Минут пятнадцать мы беседовали с генералом о газетных статьях, пропаганде, Одессе и Москве. Как мне показалось, изрядное невежество, типичное для буров, соседствует в нём с достаточно развитым, практичным умом.
Близнецы в это время вели себя браво — играя мышцами, втягивая животы и надувая грудь. Безыскусно, и несколько даже просто, но африканеры вполне благосклонно отнеслись к желанию показать себя в лучшем виде.
Мишка подъехал верхом, скинув поводья прибежавшему вместе с ним генеральскому слуге, и заулыбался при виде меня.
— Генерал, — опомнился он, изображая подобие фрунта и делая степенный вид, как и полагается ценному военному специалисту.
— Вот, — кивнул тот на близнецов, — волонтёрами просятся. Возьмёшь?
— Здоровски! — степенный вид пропал на миг, и появился заулыбавшийся мальчишка, — Кхм… да, генерал! Парни надёжные, давно знаю.
— Принимай командование, — отмахнулся Сниман, и потеряв интерес, отпустил вскоре и нас. Остался только Санька, ибо натура! К нему буры относятся с уважением… большим, чем ко мне, ежели по чести. Немножечко досадно даже, и гордость одновременно. Так што за брата не волнуюсь — накормят вовремя и вкусно, напоят, и под пули не выпустят.
Отгрузив с близнецами их «приданое» и переговорив с Мишкой, я отправился к отряду Дзержинского, влекомый неутолимым любопытством.
О себе Феликс рассказывал скупо, будто даже и не понимая самого интереса к своей персоне. Зато охотно рассказывал о пропаганде среди рабочих, ссылке и побеге, своих убеждениях.
— Я марксист, — рассказывал он, пока Котяра хлопотал с кофейником и угощеньем, — … в Преторию?
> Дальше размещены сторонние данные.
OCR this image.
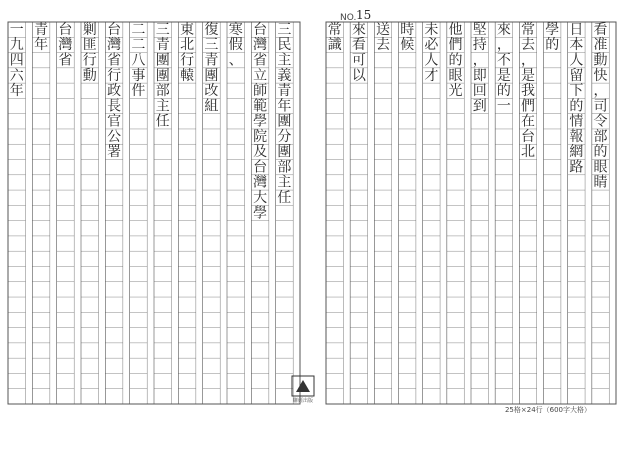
三
民
主
義
青
年
團
分
團
部
主
任
台
灣
省
立
師
範
學
院
及
台
灣
大
學
寒
假
、
復
三
青
團
改
組
東
北
行
轅
三
青
團
團
部
主
任
二
二
八
事
件
台
灣
省
行
政
長
官
公
署
剿
匪
行
動
台
灣
省
青
年
一
九
四
六
年
看
准
動
快
，
司
令
部
的
眼
睛
日
本
人
留
下
的
情
報
網
路
學
的
常
去
，
是
我
們
在
台
北
來
，
不
是
的
一
堅
持
，
即
回
到
他
們
的
眼
光
未
必
人
才
時
候
送
去
來
看
可
以
常
識
NO. 15
聯經出版
25格×24行（600字大格）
Во многом случай, а отчасти и романтика.
Он усмехнулся едва заметно.
— Африка, свободолюбивый народ буров… Действительность оказалась более неприглядной.
— Жалеешь? — кивнув благодарно другу, принимаю чашку с кофе и горячую лепёшку, густо намазанную толстым слоем свежего масла. Сказать бы кому… а здесь так и воюют — с пасущимися неподалёку стадами и дойными коровами. Не сказать, штоб вовсе уж много, но ежели подсуетиться, молочка и маслица можно достать. Ну и из ближайших ферм привозят, и што характерно — бесплатно!